\DOC FILTER_DISCH_THEN

\TYPE {FILTER_DISCH_THEN : (thm_tactic -> term -> tactic)}

\SYNOPSIS
Conditionally gives to a theorem-tactic the antecedent of an implicative goal.

\KEYWORDS
theorem-tactic, undischarge, antecedent, selective.

\DESCRIBE
If {FILTER_DISCH_THEN}'s second argument, a term, does not occur in the
antecedent, then {FILTER_DISCH_THEN} removes the antecedent and then creates a
theorem by {ASSUME}ing it. This new theorem is passed to {FILTER_DISCH_THEN}'s
first argument, which is subsequently expanded.

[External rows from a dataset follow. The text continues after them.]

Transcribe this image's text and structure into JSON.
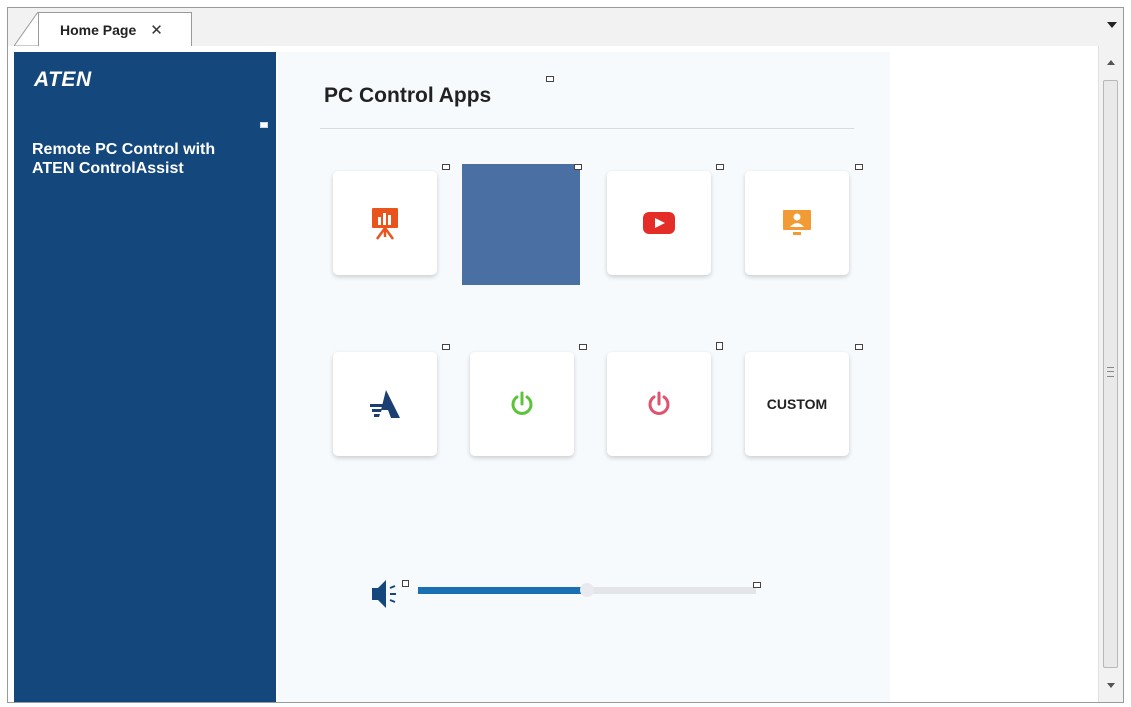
{
  "tab": {
    "label": "Home Page",
    "close_glyph": "✕"
  },
  "sidebar": {
    "logo": "ATEN",
    "subtitle_line1": "Remote PC Control with",
    "subtitle_line2": "ATEN ControlAssist"
  },
  "main": {
    "title": "PC Control Apps",
    "apps": [
      {
        "icon": "presentation-icon",
        "label": ""
      },
      {
        "icon": "",
        "label": "",
        "selected": true
      },
      {
        "icon": "youtube-icon",
        "label": ""
      },
      {
        "icon": "monitor-user-icon",
        "label": ""
      },
      {
        "icon": "aten-logo-icon",
        "label": ""
      },
      {
        "icon": "power-on-icon",
        "label": ""
      },
      {
        "icon": "power-off-icon",
        "label": ""
      },
      {
        "icon": "",
        "label": "CUSTOM"
      }
    ],
    "volume": {
      "level": 0.5,
      "icon": "speaker-icon"
    }
  },
  "colors": {
    "sidebar": "#14477b",
    "selected_tile": "#4a6fa3",
    "volume_fill": "#1a6fb3",
    "presentation": "#e8541c",
    "youtube": "#e52d27",
    "monitor": "#f29a33",
    "power_on": "#5cc43b",
    "power_off": "#e0526e"
  }
}
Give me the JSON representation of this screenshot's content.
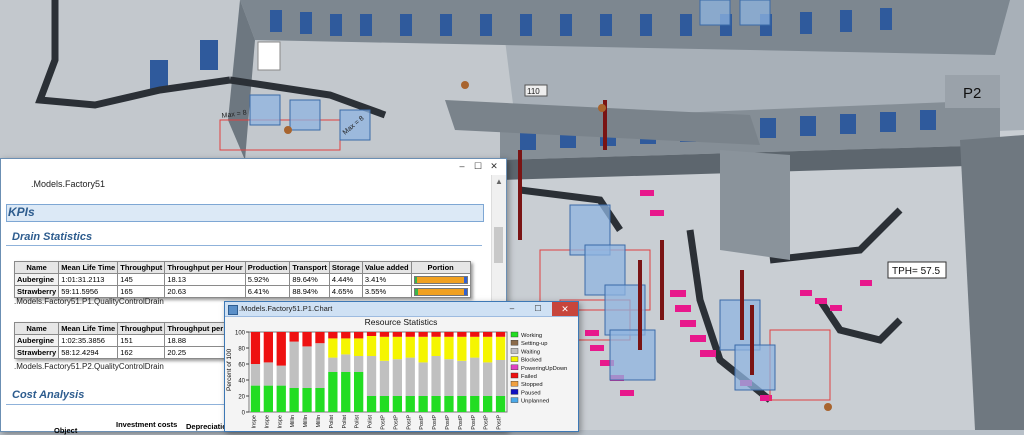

For example, if
{
    A ?- t
   ========  f (ASSUME "u")
    B ?- v
}
\noindent then
{
    A ?- u ==> t
   ==============  FILTER_DISCH_THEN f
       B ?- v
}
\noindent Note that {FILTER_DISCH_THEN} treats {"~u"} as {"u ==> F"}.

\FAILURE
{FILTER_DISCH_THEN} will fail if a term which is identical, or alpha-equivalent
to {"w"} occurs free in the antecedent. {FILTER_DISCH_THEN} will also fail if
the theorem is an implication or a negation.

\COMMENTS
{FILTER_DISCH_THEN} is most easily understood by first understanding
{DISCH_THEN}.

\USES
For preprocessing an antecedent before moving it to the assumptions, or for
using antecedents and then throwing them away.

\SEEALSO
DISCH, DISCH_ALL, DISCH_TAC, DISCH_THEN, FILTER_DISCH_TAC, NEG_DISCH,
STRIP_TAC, UNDISCH, UNDISCH_ALL, UNDISCH_TAC.

\ENDDOC